Cahaya mentari yang hampir tepat di atas kepala pun menyelip di antara dahan-dahan pinus yang cukup rapat. Ah nampaknya cahaya mentari takingin ketinggalan menjadi lentera yang menuntun perjalanan kami. Belum lagi suara gemircik sungai yang seolah-olah mendendangkan musik klasik alam yang betul-betul menentramkan jiwa. Tidak kalah dengan arrangement musik klasik yang biasa kudengarkan seperti karya komposer seperti Kitaro, Kenny G, Bethoven, dan sebagainya. Alam membuat siapapun menjadi puitis. Beruntunglah jika kita memiliki ikatan dengan alam. Maka yang tercipta adalah sinergi yang harmoni. Saling memiliki dan saling terhubung.

Beberapa menit berjalan kondisi masih aman-aman saja. Namun kemudian kita dihadapkan pada sebuah pilihan sulit. Pilihan yang akan menentukan mana jalan yang tepat untuk diambil. Apakah ke kiri dengan menyusuri sungai yang memiliki arus yang cukup kencang. Atau mengambil jalur kanan dengan menapaki tebing yang terjal, kontur tanah yang tidak stabil dan licin, serta semak belukar yang tampak belum pernah dilewati oleh orang-orang.

Saat itu kami pun berdiskusi. Lebih tepatnya saling berasumsi untuk menentukan jalan yang paling benar.

“Kayanya lewat sini deh.”

“Bukan, kayanya lewat situ deh.”

Penggalan-penggalan frasa bermotif opini pun mulai mencuat. Beberapa di antara kami ada yang mulai berinisiatif untuk memilih membersihkan semak belukar di jalur dekat sungai. Barangkali itu jalan yang benar. Tetiba, aku pun menimpali asumsi yang tidak ada dasarnya.

“Eh kayanya jalur kiri yang benar. Soalnya ada tanda panah. Pasti itu tanda menuju curug. Iya kan?” aku bertanya retoris.

Celetukanku tidak digubris sama sekali. Kang Fadli masih asyik membersihkan jalur di bagian kiri. Sementara Cahyo mengeluarkan tali webbing yang akan digunakan untuk menyebrang sungai yang berarus deras. Oh, takada kata mufakat. Namun sepertinya mereka mengikuti saranku. Salah seorang di antara kami, seingatku kang Fajar sudah berhasil menyebrangi sungai. Cahyo pun melempar tali webbing ke seberang sungai dan ditangkap oleh kang Fajar. Aku pun berinsiatif memegang tali webbing agar orang-orang dapat memegang erat tali tersebut ketika menyebrang sungai.

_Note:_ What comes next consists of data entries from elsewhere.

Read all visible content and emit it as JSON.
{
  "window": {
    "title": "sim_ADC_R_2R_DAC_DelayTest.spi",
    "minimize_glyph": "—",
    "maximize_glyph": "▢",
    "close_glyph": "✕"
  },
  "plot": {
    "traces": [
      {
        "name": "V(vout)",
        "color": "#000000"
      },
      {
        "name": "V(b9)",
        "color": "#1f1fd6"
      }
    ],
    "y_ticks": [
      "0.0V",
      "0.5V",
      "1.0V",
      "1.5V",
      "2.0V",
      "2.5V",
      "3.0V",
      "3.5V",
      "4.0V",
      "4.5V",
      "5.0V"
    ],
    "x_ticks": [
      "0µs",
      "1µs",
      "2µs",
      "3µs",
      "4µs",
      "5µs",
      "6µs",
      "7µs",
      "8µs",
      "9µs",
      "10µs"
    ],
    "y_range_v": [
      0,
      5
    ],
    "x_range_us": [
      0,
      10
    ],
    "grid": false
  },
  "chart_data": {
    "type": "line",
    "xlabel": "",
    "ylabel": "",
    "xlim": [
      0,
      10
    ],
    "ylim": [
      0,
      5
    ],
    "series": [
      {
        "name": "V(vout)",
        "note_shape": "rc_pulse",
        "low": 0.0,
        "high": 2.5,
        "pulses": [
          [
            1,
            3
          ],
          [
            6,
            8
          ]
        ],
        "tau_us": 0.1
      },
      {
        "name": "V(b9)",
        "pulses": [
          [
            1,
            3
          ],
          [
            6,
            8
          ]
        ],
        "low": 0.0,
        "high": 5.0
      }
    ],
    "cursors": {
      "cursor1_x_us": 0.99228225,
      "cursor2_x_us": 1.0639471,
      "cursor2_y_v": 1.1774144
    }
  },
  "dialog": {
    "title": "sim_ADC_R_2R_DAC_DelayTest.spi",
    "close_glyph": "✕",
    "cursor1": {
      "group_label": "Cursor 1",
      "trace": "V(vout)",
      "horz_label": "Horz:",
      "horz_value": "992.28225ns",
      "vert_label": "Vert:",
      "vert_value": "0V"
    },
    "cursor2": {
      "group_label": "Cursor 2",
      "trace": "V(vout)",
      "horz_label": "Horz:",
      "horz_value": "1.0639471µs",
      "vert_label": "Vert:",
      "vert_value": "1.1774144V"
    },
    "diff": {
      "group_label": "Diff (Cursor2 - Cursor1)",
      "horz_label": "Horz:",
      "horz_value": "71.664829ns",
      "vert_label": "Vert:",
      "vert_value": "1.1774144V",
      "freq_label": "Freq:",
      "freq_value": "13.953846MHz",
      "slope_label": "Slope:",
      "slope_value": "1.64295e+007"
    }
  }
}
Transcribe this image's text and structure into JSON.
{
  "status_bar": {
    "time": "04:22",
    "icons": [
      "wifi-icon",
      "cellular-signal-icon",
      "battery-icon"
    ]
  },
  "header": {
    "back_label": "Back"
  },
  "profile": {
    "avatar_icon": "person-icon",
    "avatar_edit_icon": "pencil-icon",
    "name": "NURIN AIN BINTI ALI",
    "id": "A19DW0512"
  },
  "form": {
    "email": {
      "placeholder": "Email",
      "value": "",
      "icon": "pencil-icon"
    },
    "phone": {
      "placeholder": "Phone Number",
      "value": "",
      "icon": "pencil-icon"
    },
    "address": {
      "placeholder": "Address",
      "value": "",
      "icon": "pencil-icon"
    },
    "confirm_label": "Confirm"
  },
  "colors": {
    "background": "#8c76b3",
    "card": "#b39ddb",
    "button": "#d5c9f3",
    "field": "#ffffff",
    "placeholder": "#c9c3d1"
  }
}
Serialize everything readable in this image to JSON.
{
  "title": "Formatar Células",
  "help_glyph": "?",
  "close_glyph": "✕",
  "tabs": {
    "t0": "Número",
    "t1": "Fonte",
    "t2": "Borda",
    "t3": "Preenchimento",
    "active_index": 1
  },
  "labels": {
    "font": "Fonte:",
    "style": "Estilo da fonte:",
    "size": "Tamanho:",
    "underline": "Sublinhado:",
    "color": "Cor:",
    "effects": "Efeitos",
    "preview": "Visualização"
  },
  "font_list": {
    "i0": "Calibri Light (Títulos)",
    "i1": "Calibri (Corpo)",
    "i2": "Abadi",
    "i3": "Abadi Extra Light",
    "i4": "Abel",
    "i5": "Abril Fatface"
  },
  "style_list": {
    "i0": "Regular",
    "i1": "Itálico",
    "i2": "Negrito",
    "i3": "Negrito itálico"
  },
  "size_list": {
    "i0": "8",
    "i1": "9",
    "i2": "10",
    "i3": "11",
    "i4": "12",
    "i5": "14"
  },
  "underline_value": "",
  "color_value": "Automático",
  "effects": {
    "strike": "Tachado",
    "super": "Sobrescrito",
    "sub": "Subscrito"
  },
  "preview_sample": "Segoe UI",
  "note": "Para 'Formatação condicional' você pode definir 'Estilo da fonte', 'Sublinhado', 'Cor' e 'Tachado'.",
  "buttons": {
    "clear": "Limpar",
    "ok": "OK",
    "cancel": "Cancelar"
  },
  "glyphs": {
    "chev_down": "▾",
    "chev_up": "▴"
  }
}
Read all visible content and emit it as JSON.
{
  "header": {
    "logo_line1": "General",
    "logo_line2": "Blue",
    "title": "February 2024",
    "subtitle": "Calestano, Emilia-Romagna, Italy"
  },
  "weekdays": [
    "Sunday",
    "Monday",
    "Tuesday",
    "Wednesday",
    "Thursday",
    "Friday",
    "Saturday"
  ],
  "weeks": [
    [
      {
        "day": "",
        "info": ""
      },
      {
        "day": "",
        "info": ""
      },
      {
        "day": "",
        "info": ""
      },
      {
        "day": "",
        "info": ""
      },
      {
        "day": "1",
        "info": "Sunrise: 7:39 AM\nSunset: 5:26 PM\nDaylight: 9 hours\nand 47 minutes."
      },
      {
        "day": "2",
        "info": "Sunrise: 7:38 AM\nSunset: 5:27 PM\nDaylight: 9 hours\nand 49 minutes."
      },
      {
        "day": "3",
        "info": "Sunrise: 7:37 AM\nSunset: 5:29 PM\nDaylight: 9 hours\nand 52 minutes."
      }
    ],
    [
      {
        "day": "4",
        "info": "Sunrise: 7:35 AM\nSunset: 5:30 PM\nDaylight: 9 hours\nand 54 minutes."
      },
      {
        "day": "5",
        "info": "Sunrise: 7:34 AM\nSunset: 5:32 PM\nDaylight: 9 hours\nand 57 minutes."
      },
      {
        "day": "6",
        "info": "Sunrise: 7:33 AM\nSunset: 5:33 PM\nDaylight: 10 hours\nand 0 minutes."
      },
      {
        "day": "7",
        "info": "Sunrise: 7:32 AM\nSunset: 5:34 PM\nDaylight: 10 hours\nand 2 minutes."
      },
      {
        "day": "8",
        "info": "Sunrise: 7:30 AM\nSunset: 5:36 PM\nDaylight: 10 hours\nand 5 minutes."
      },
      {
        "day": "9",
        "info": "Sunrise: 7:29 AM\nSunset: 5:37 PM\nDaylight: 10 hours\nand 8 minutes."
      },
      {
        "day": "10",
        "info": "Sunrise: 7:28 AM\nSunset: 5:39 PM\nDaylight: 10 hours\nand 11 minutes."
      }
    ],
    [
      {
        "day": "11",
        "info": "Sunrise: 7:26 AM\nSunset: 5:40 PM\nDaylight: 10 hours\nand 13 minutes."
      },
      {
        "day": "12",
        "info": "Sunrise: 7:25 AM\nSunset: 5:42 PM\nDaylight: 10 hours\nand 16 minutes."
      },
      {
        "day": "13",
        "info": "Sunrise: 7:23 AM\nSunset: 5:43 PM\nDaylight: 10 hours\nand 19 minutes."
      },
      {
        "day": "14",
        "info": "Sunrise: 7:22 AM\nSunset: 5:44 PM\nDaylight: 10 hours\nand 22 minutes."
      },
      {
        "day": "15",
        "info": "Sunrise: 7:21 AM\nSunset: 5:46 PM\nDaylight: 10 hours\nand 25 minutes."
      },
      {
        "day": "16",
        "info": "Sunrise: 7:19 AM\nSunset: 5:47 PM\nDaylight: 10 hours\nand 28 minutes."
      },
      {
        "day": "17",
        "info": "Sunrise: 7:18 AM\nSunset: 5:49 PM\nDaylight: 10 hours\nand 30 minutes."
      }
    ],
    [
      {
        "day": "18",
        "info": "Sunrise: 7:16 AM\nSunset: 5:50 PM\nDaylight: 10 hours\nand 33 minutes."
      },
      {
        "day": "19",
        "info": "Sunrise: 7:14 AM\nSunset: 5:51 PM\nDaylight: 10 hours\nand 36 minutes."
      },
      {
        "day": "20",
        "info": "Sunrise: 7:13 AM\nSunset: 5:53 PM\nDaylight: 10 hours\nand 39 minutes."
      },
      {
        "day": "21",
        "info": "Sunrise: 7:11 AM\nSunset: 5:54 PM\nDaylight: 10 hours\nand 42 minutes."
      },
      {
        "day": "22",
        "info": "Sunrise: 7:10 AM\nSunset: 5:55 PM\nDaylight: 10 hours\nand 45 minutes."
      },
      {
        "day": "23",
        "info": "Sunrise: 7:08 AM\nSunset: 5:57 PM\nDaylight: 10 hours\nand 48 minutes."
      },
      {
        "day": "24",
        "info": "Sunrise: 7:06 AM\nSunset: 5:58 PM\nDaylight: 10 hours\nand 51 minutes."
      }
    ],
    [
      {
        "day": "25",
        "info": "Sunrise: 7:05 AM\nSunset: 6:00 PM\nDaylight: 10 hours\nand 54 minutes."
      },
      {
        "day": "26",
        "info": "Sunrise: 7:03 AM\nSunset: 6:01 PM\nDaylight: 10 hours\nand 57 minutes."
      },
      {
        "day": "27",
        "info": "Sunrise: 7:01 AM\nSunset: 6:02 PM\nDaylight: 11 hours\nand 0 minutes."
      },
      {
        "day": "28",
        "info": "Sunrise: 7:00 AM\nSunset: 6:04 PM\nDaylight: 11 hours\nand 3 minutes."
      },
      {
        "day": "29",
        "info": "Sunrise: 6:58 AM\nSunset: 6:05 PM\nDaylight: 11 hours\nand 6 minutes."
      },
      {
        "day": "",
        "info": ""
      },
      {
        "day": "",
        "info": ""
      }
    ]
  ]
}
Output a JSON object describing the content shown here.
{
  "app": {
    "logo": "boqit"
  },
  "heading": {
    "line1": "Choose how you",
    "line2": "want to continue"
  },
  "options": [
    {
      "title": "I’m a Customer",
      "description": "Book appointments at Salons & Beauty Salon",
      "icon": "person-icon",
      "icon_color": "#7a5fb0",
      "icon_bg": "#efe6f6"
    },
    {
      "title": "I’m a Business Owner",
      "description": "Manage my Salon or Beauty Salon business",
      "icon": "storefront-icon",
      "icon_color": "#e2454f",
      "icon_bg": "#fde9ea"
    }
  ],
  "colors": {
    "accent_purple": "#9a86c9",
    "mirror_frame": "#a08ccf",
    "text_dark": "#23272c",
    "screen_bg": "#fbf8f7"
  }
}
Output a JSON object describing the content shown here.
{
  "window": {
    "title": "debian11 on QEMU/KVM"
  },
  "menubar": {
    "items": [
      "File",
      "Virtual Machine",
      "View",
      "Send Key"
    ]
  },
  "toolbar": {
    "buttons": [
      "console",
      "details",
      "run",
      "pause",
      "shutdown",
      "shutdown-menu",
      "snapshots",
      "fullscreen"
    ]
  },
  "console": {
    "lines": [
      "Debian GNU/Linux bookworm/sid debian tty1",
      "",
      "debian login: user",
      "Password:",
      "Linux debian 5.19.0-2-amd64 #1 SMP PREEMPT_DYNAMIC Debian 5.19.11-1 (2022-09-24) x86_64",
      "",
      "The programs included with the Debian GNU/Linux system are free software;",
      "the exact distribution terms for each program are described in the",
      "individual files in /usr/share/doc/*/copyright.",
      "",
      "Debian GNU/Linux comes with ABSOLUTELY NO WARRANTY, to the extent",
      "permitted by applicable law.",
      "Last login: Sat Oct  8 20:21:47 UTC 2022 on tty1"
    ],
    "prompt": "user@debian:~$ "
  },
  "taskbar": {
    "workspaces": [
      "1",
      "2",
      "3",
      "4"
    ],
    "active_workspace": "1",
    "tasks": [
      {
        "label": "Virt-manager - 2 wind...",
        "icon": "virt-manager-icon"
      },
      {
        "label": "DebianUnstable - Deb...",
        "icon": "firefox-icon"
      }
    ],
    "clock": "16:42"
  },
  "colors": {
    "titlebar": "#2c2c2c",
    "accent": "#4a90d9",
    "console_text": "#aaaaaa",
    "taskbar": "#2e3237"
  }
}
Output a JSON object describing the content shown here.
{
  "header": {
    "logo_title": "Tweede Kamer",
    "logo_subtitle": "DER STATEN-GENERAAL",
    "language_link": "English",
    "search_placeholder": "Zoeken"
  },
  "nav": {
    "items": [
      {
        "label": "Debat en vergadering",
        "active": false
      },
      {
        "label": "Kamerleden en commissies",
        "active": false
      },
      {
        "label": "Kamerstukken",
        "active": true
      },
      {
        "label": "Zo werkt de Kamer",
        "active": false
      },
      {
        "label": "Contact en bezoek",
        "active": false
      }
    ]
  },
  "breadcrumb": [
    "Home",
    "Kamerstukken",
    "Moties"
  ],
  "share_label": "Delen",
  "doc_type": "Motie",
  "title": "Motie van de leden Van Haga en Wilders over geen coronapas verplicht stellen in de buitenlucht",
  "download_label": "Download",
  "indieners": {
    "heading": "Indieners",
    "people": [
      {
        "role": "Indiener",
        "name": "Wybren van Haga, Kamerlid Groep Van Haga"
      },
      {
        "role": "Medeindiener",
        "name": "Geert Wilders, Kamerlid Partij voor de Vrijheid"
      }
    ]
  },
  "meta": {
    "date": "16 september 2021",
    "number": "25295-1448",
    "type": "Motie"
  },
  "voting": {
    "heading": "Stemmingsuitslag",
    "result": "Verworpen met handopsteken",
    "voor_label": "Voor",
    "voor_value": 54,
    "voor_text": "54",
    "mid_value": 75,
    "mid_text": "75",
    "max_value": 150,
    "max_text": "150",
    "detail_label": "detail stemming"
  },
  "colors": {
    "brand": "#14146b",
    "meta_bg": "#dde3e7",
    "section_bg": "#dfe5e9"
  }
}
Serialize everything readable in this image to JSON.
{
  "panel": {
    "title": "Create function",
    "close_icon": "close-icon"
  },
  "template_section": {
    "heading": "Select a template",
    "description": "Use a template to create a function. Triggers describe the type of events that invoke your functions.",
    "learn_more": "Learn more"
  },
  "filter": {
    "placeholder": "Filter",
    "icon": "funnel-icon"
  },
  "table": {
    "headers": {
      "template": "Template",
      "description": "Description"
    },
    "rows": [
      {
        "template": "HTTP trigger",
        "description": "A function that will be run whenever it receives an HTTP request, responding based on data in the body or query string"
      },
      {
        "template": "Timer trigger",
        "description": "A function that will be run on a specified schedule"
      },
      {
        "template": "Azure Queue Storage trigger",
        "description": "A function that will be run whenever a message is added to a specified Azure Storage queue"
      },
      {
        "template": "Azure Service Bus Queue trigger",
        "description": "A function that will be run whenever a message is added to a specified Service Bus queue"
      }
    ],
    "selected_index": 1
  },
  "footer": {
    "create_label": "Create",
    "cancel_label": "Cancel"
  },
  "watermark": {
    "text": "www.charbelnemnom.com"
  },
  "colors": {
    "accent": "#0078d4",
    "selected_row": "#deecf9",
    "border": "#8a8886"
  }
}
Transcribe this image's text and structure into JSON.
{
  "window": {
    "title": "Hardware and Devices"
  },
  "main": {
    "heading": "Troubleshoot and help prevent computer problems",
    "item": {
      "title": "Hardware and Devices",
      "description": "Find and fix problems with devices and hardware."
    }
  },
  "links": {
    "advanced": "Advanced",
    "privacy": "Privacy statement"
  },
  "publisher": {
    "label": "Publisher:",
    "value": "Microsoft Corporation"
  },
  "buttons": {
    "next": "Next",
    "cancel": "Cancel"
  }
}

Untuk menyebrang sungai tidak boleh asal-asalan. Harus hati-hati. Sebab kita menginjak bebatuan yang licin. Belum lagi arus sungai yang cukup deras. Jika kita terpeleset, maka terimalah takdir untuk basah kuyup. Satu persatu kami pun menyebrangi sungai. Kemudian tibalah giliran Nurida. Apa yang terjadi? Ia pun sangat hati-hati menyebrangi sungai. Sepasang tangannya begitu kuat memegang tali webbing. Ia berjalan sangat pelan-pelan. Dan seketika itu dia berteriak.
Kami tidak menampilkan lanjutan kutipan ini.